In North America, Canada recorded the lowest confidence level in both sectors. Industrial specialists’ confidence dropped from 6.9 to 5.7 month-over-month, and office specialists reported a confidence level of 5.3. At the other end of the spectrum, confidence among industrial brokers in the Mid-Atlantic and Northwest was the highest at 7.2 and 7.0, respectively. The Southwest and Great Lakes areas had the highest level of confidence in the office sector at a respective 6.6 and 6.4. The Southwest and the Great Lakes were also the only two of the 10 North American regions to have more confidence in office than in industrial.
Closing the deal
While North American confidence in the industrial sector trumped positive feelings for the office sector at respective levels of 6.4 and 6.1 in May, the status of in-progress transactions was fairly comparable for both sectors, which came as a surprise to SIOR leadership. “Popular theory is that existing office transactions, while still active, have been substantially renegotiated, including term and tenant improvements.”
In the overall status of in-progress transactions, the month of May brought marked change.

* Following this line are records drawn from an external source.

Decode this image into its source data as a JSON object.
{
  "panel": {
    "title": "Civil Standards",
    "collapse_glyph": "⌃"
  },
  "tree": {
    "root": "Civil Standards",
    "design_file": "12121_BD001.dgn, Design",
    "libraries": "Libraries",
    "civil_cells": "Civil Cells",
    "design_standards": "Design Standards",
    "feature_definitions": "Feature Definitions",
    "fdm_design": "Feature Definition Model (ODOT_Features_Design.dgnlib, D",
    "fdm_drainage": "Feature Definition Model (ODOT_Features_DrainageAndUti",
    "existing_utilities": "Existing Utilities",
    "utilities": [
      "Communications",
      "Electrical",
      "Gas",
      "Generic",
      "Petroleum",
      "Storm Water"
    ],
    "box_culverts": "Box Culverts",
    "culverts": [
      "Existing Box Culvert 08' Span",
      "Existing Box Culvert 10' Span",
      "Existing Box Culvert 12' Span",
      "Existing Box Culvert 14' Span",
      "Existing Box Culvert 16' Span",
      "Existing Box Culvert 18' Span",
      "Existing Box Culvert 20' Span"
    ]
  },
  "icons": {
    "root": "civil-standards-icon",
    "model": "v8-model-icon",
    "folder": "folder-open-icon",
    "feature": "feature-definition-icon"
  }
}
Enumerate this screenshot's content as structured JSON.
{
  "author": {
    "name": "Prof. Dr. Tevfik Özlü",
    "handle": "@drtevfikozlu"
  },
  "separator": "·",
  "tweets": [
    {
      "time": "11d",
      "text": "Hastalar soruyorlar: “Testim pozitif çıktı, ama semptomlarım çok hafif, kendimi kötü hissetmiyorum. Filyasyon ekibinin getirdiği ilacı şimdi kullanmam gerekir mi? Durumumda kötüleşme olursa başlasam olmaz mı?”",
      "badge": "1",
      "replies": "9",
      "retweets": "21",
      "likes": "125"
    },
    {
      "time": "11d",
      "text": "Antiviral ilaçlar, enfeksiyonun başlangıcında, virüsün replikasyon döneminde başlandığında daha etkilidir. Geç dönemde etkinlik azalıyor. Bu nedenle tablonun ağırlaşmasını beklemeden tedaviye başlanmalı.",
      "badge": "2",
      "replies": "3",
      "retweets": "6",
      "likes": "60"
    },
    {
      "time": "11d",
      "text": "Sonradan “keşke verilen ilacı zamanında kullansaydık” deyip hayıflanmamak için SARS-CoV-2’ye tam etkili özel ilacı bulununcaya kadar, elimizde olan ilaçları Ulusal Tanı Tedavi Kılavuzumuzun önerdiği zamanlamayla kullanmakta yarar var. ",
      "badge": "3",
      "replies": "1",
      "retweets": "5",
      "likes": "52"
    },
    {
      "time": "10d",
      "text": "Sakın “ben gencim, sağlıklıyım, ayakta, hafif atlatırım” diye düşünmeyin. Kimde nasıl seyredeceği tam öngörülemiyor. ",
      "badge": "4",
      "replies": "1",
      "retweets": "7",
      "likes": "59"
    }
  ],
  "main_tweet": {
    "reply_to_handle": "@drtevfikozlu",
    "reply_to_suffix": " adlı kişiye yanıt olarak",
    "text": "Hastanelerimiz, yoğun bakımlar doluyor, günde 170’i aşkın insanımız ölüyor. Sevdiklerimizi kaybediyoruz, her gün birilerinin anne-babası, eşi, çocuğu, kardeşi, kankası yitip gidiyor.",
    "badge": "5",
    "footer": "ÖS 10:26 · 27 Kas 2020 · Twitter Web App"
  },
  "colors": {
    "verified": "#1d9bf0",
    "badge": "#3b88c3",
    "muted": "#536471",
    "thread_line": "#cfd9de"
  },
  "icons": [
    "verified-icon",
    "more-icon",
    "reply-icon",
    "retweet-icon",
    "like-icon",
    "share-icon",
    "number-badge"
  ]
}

On-schedule deals increased 5 percent from April to 33.4 percent, and the number of transactions put on hold by clients decreased 3 percent month-over-month to 30.1 percent. “While our markets continue to be very fluid, the news cycle, which used to change by the day, while still fluid, is significantly slower. Therefore, visibility into the status and future of our CRE markets, while still cloudy, is becoming clearer, for better or for worse,” Duclos concluded.